Через некоторое время командиры первого и второго батальонов доложили полковнику, что их бойцы ворвались на улицу станционного поселка и ведут там рукопашный бон.
Облегченно вздохнув, комбриг снял шапку, вытер носовым платком потную голову и приказал перенести командный пункт в станционный поселок.
12
Войска Ленинградского фронта уже заняли главный узел сопротивления немцев на пути встречи обоих фронтов — город Шлиссельбург — и почти вплотную подошли в Пятому рабочему поселку. Освободив все промежуточные поселки и железнодорожные станции, вышли к подступам Пятого рабочего поселка и войска Волховского фронта. Немцы, видя угрозу окружения, приготовились любой ценой удержать этот узкий коридор, связывающий шлиссельбургскую группировку с синявинской. Собрав в нем немалые силы из остатков разгромленных дивизий и подтянув резервы, немцы, пустив в ход всю свою технику, оказывали здесь ожесточенное сопротивление. Но теперь не существовало силы, которая могла бы остановить стремительный натиск советских бойцов, уже предчувствовавших, что историческая встреча двух фронтов неминуемо произойдет где-то в районе Пятого поселка.
По мере того, как сокращалось расстояние между фронтами, темп и мощь наших ударов нарастали. Неудержимым потоком двигались наши войска, артиллерия, танки. Бой не умолкал ни днем, ни ночью. От орудийных залпов качались, будто во время бури, столетние сосны, тряслась как в лихорадке земля.
Теперь уже в бой были введены все основные силы, И они все крепче и крепче захватывали гитлеровцев в гигантские тиски, которые сжимала невидимая, но твердая рука.
«Раненый зверь кидается навстречу своей смерти», — говорит старая пословица. С ожесточением обреченных бросались гитлеровцы в контратаки, но неизменно гибли под ударами советских войск.

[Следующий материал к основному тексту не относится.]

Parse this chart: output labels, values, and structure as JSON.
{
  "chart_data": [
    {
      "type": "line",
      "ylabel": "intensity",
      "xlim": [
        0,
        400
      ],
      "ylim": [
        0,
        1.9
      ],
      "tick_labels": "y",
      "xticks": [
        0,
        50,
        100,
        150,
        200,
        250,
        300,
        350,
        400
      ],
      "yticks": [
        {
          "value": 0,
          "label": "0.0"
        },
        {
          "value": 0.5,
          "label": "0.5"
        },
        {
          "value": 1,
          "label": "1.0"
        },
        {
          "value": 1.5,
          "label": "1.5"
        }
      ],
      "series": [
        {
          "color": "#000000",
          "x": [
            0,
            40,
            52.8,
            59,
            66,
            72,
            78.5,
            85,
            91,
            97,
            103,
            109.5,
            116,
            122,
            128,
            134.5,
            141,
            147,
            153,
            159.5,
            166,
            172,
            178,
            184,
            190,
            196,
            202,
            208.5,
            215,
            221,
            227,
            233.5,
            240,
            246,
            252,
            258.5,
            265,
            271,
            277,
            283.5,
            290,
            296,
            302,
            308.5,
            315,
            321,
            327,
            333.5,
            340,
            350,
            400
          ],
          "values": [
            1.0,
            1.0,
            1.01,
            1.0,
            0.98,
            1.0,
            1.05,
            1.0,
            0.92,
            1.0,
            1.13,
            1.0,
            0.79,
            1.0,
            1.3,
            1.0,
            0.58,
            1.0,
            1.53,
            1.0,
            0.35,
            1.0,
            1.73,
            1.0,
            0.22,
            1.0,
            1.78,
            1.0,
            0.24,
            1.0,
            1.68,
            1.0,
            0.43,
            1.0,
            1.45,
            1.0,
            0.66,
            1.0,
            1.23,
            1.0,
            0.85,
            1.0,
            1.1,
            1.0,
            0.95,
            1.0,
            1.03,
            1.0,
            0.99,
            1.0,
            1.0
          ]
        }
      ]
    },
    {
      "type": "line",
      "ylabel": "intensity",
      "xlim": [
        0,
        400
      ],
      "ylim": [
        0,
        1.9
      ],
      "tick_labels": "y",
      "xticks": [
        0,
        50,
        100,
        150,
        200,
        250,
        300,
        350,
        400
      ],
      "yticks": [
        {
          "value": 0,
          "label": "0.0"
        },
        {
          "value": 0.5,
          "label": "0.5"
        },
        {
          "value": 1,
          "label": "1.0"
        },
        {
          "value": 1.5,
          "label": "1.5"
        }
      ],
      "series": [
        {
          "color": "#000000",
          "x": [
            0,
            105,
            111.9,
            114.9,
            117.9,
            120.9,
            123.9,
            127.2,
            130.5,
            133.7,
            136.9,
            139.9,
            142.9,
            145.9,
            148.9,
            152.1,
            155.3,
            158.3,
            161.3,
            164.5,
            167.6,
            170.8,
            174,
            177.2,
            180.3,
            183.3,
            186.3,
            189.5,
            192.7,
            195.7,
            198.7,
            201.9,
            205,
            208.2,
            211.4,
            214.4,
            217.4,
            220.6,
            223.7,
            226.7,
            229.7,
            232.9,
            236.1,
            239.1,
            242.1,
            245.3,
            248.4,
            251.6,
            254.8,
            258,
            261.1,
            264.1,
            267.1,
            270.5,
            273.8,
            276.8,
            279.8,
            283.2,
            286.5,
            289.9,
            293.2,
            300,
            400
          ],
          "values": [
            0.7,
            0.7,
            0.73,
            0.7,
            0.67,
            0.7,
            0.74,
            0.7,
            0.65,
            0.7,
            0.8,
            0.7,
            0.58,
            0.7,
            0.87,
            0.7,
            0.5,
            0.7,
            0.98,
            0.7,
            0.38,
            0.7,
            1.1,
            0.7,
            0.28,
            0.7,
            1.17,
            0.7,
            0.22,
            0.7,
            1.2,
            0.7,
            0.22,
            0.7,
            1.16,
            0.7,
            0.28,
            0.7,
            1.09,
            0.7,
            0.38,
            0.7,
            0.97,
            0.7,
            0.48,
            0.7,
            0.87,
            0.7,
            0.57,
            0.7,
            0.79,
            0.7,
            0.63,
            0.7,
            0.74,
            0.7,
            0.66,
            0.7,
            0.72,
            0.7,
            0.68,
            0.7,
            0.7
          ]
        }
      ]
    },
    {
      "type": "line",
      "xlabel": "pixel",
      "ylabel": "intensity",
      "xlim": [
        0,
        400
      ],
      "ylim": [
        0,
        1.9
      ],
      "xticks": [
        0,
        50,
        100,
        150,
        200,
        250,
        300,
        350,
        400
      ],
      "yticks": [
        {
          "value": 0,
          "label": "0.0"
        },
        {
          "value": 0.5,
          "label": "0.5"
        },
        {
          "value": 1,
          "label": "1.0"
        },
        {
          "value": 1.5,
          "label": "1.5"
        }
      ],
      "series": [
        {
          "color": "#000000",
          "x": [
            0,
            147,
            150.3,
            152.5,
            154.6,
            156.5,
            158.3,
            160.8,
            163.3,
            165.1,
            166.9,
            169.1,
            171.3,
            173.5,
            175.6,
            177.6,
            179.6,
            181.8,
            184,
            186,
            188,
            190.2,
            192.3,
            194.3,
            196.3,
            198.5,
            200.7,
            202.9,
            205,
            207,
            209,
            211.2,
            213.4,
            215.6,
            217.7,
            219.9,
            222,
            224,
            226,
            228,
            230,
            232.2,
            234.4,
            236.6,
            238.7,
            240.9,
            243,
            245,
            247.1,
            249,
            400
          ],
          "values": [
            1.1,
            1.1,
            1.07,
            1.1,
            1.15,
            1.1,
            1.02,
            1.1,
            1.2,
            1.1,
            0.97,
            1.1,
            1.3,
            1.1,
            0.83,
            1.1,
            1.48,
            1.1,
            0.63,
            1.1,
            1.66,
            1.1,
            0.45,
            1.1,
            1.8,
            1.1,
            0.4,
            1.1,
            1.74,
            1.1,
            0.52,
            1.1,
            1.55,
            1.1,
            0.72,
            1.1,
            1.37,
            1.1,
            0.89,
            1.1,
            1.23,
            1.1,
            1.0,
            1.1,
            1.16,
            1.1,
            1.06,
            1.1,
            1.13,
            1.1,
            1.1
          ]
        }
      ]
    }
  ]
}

Волховский фронт немцы прозвали коричнево-зеленым фронтом, намекая на обилие лесов и торфяных болот. Фашистское командование придумало специальную украшенную резьбой палку, которой собиралось награждать своих отличившихся солдат на Волховском фронте. При виде человека с такой палкой всякий немец в Берлине или в любом другом городе должен был бы встать и поклониться ему, как солдату, который воевал на самом трудном участке фронта и не знал поражения. Но заслужить ее так никому и не пришлось.
Немцы считали свои позиции на Волхове неприступными. Однако Красная Армия буквально за несколько дней прорвала эту закованную в железобетон линию и теперь победно приближалась к своему славному финишу.